La Gaza Humanitarian Foundation nella giornata di oggi ha sospeso la distribuzione di beni di prima necessità nella striscia di Gaza dopo gli attacchi delle Forze di Difesa israeliane, che negli ultimi giorni hanno portato alla morte di più di cento civili palestinesi e altre centinaia di feriti. Attraverso un comunicato, la Gaza Humanitarian Foundation (GHF), organizzazione privata statunitense finanziata da USA e Israele, ha annunciato la sospensione e la chiusura dei punti di distribuzione di cibo nel sud della Striscia di Gaza, con la motivazione di «lavori di aggiornamento, organizzazione e miglioramento dell’efficienza». Le stesse IDF, dopo la diffusione della notizia di diverse sparatorie a danno dei civili palestinesi in fila per ricevere i beni di sussistenza, hanno confermato sul rispettivo profilo X la propria responsabilità dietro gli attacchi, affermando di aver sparato «un fuoco di avvertimento» contro «diversi sospetti che si dirigevano verso di loro [le IDF, ndr.], deviando dai percorsi designati» per poi sparare nuovamente altri colpi «nei pressi di singoli sospetti che avanzavano verso le truppe».

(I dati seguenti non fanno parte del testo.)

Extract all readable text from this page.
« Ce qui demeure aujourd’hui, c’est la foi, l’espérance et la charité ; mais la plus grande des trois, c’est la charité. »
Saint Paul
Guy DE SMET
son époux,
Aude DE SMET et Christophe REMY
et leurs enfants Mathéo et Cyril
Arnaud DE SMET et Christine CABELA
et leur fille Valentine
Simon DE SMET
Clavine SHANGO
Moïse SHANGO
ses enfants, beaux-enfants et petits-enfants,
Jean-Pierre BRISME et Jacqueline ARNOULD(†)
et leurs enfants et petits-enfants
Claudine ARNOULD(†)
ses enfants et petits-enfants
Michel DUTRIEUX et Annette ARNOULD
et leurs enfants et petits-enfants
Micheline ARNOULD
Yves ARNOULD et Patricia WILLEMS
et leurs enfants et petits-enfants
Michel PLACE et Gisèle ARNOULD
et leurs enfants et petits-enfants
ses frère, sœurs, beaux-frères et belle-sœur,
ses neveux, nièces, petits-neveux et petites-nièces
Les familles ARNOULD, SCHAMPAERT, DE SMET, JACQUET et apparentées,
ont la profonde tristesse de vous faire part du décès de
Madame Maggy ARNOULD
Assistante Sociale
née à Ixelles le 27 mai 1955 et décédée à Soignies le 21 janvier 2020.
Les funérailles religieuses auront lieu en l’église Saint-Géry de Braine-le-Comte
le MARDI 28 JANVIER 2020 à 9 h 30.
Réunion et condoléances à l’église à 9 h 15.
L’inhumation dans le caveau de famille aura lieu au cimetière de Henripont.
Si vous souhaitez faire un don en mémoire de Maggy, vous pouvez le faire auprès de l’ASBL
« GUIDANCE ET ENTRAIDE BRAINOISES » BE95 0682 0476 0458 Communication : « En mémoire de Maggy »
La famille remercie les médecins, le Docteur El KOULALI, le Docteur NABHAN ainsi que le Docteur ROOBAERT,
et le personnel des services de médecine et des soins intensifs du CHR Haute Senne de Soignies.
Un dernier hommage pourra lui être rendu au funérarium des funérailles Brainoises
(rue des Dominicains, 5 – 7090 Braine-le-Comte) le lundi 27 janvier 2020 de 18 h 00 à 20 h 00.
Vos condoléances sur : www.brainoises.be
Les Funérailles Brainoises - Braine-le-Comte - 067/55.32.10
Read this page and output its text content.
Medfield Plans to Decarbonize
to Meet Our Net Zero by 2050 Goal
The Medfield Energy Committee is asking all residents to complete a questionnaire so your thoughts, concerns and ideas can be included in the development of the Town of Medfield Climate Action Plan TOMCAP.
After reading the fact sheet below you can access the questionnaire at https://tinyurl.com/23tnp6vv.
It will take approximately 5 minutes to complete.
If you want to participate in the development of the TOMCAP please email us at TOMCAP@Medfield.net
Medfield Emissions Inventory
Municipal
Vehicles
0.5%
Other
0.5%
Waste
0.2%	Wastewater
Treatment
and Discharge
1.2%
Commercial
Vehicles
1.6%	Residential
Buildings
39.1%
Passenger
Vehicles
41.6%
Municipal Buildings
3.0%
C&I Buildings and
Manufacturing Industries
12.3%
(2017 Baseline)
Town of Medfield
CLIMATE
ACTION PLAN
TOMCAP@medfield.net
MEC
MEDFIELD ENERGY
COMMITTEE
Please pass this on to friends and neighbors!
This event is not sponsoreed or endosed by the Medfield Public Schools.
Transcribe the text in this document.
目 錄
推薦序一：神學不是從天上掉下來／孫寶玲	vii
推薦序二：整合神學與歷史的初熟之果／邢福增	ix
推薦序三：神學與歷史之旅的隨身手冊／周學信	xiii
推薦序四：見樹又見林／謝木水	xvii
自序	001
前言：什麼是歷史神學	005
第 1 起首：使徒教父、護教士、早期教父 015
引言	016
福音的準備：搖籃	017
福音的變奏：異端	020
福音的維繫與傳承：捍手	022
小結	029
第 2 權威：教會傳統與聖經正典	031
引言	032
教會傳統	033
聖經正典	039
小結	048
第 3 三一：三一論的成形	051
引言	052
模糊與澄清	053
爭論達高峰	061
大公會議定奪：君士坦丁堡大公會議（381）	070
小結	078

Dinanzi all’indignazione mediatica scaturita dall’attacco indiscriminato verso civili inermi, accalcati lungo le barriere in attesa di accedere alla consegna del cibo, la Gaza Humanitarian Foundation ha deciso di fare marcia indietro e «riorganizzare» la missione umanitaria. Questa situazione mette in luce la totale incompetenza dell’organizzazione statunitense e avvalora le accuse mosse dalle Nazioni Unite e dai rispettivi enti umanitari, già da decenni attivi a Gaza e da mesi impossibilitati a entrare nei territori della Striscia dal governo di Israele.
Difatti, come più volte è stato denunciato dalle varie organizzazioni attive nei territori palestinesi e dall’Ufficio di coordinamento degli aiuti umanitari delle Nazioni Unite (OCHA), l’operazione che permette la distribuzione di cibo è gravemente insufficiente, specialmente tenendo in considerazione l’inesorabile carestia che sta colpendo la popolazione gazawi, che ha visto la distruzione della quasi totalità dei campi coltivabili nella Striscia. A questo si aggiungono le centinaia di camion attivati dal Programma Alimentare Mondiale dell’ONU fermi alla frontiera di Kerem Shalom, oltre che le altre migliaia di progetti di distribuzione alimentare bloccati lungo il confine meridionale della Striscia.
Parallelamente, l’Ufficio delle Nazioni Unite per i Diritti Umani ha annunciato di voler avviare un’indagine per valutare se l’ostacolo messo in atto dalle forze militari israeliane nella distribuzione degli aiuti umanitari possa costituire un’ulteriore «crimine di guerra» e ha definito come «inconcepibili» gli attacchi perpetrati dalle IDF contro i civili in coda per ottenere cibo. A questo si aggiunge la totale opacità dietro all’operazione attivata dalla Gaza Humanitarian Foundation, fondata prima in Delaware e poi in Svizzera (entrambi luoghi caratterizzati da alta permissività fiscale e anonimato), che ha previsto fin da subito la collaborazione con le stesse IDF, deputate a “salvaguardare” gli aiuti da presunti interessi di Hamas. Non sembra essere un caso, però, che i pochi punti di distribuzione aperti dalla GHF siano stati tutti istituiti nella zona meridionale della Striscia, fatto che alimenta l’ipotesi di voler spingere per fame la popolazione gazawi verso Sud e da parte del Governo di Israele.
L’Unione Europea, che solo dopo più di cinquantamila morti, ventimila dei quali bambini, ha iniziato a condannare timidamente le azioni di Israele, resta in silenzio dinanzi alle ultime, ennesime, azioni efferate compiute dalle forze militari israeliane ai danni di civili palestinesi. Mentre alcuni governi lentamente affermano di voler alzare la voce contro le azioni ordite dal criminale di guerra Benjamin Netanyahu, continuando però di fatto a tessere relazioni commerciali con Israele, la popolazione della Striscia continua ad essere umiliata, annichilita e sterminata. Non resta che chiedersi quanti palestinesi avranno la possibilità di vedere con i propri occhi un intervento concreto delle istituzioni europee.